Still of inventor and actress Hedy Lamar from Bombshell: The Hedy LaMarr Story (Alexandra Dean, 2017), which is airing on an episode of PBS’s American Masters this week and is also available to stream on the series’s website.

Bombshell: The Hedy Lamarr Story (Alexandra Dean, 2017) will be available for free through PBS’s American Masters website until May 18. The American Masters website for the film also includes a number of new interviews and archival information, including an interview with Mel Brooks and recently unearthed audio of interviews with the inventor/actor. Bombshell showed at SDFF 2018 and is about the famed actress’s inventions, which included a technology that would eventually become Bluetooth.

Still from SDFF alumni Kief Davidson’s new docs-series about the near nuclear disaster on Three Mile Island, The Meltdown: Three Mile Island (Davidson/Netflix, 2022), which was released at the beginning of May.

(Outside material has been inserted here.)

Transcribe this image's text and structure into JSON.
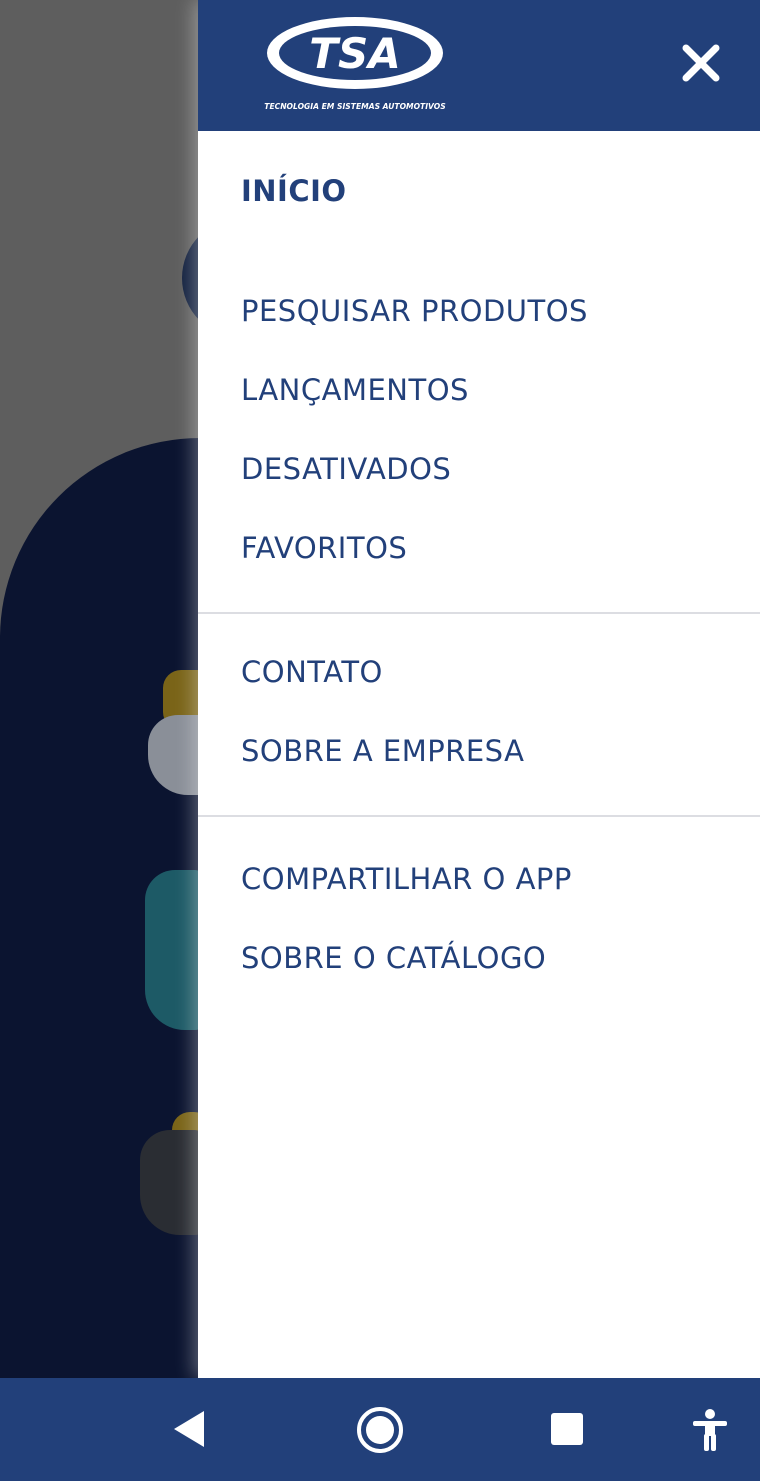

Filmmaker Kief Davidson’s (Bending The Arc, SDFF 2018) new 4-part docuseries about the worst nuclear power incident in U.S. history, Meltdown: Three Mile Island, began streaming on Netflix May 4 to much fanfare. The series tackles the near catastrophe at the Three Mile Island nuclear power plant through the lens of chief engineer and whistleblower, Richard Parks, as well as the Pennsylvania community it impacted. The doc is comprised of dramatic reenactments, archival footage, never-before-seen home video, and in-depth interviews. The doc’s subject resonates with Davidson’s other films including Bending The Arc, which he co-directed with Pedro Kos. Kos has also made a recent documentary for Netflix, the critically acclaimed feature-length doc Lead Me Homean immersive film about homelessness shot in San Francisco, Los Angeles and Seattle made in collaboration with Jon Shenk. The SDFF2018 doc that they co-directed is also available to stream through Netflix. Bending The Arc documents the birth of Partners In Health, which began 30 years ago with the work of a group of extraordinary doctors and activists working to save lives in a Haitian village and became a battle in the halls of power for healthcare for all.